A CPMI do INSS entrou em uma nova fase nesta semana, com o início das oitivas e a reorganização das forças políticas dentro da comissão. O líder do governo no Congresso, senador Randolfe Rodrigues (PT-AP), aproveitou o segundo dia de reuniões para responder às críticas da oposição e defender a atuação do Executivo nas investigações que miram um esquema bilionário de descontos ilegais em aposentadorias e pensões.

O parlamentar falou com jornalistas após uma sessão reservada com um delegado da Polícia Federal e o depoimento público da defensora Patrícia Oliveira, primeira a formalizar denúncias contra as fraudes.

Investigação sob sigilo e o papel da Polícia Federal

Randolfe lembrou que parte da apuração permanece em sigilo, por determinação do ministro André Mendonça, do Supremo Tribunal Federal (STF). Segundo ele, é fundamental respeitar essa condição para não comprometer a coleta de provas: “Não estamos falando de um processo concluído, mas de um inquérito em curso. Abrir informações agora pode isentar aqueles que roubaram dinheiro dos aposentados e pensionistas”, afirmou. O senador ressaltou que o governo não teme investigações porque foi justamente sob Lula que a Polícia Federal deflagrou a Operação “Sem Descontos”, em abril deste ano, interrompendo parte dos prejuízos.

Fraudes antes de Lula: de 2017 a 2022

Ao comentar o depoimento da defensora pública, Randolfe reforçou a narrativa de que as fraudes não nasceram na atual gestão:

  • Denúncias já circulavam desde 2017 e foram formalizadas em 2019;
  • O governo Bolsonaro teria perdido a chance de estancar o esquema ao vetar trecho da MP 671, que impedia a transferência de dados de beneficiários;
  • Em 2022, uma nova medida provisória revogou regras de transparência sobre cadastros do INSS, abrindo espaço para o crescimento do esquema.

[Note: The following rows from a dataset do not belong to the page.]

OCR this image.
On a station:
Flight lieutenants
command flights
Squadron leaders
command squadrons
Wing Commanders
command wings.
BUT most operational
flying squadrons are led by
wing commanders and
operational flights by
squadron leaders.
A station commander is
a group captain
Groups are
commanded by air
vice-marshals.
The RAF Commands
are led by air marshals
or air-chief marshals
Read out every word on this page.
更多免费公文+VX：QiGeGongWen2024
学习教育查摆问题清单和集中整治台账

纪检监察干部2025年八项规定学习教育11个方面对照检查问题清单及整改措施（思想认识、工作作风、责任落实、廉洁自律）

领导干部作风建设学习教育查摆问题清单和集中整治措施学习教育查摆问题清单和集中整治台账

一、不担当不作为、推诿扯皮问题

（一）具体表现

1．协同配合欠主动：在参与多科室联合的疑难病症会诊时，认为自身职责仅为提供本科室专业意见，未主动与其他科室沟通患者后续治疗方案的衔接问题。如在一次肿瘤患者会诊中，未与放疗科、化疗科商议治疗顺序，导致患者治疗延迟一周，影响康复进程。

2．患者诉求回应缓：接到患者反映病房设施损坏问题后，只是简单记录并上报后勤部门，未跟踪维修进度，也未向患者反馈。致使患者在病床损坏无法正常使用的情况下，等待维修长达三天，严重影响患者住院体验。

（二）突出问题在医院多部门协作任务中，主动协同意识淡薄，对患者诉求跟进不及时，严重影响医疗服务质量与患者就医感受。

“Se houvesse transparência, se não tivesse ocorrido o veto, esse escândalo não teria atingido essa magnitude”, disse Randolfe.

A disputa dentro da CPMI

O líder governista falou em um momento de recomposição de forças no colegiado. Após perder presidência e relatoria para a oposição, o governo trocou sete integrantes, ampliando a bancada do PT de cinco para sete membros. A mudança busca reduzir riscos de deserção e consolidar o partido como linha de frente da defesa de Lula.

  • Nomes tradicionais como Renan Calheiros (MDB-AL) e Omar Aziz (PSD-AM) optaram por deixar a CPMI, transferindo ao PT a responsabilidade de enfrentar o embate político;
  • Do lado da oposição, houve reforço da chamada “tropa de choque”, com a entrada de Silas Câmara (Republicanos-AM) e Paulinho da Força (Solidariedade-SP).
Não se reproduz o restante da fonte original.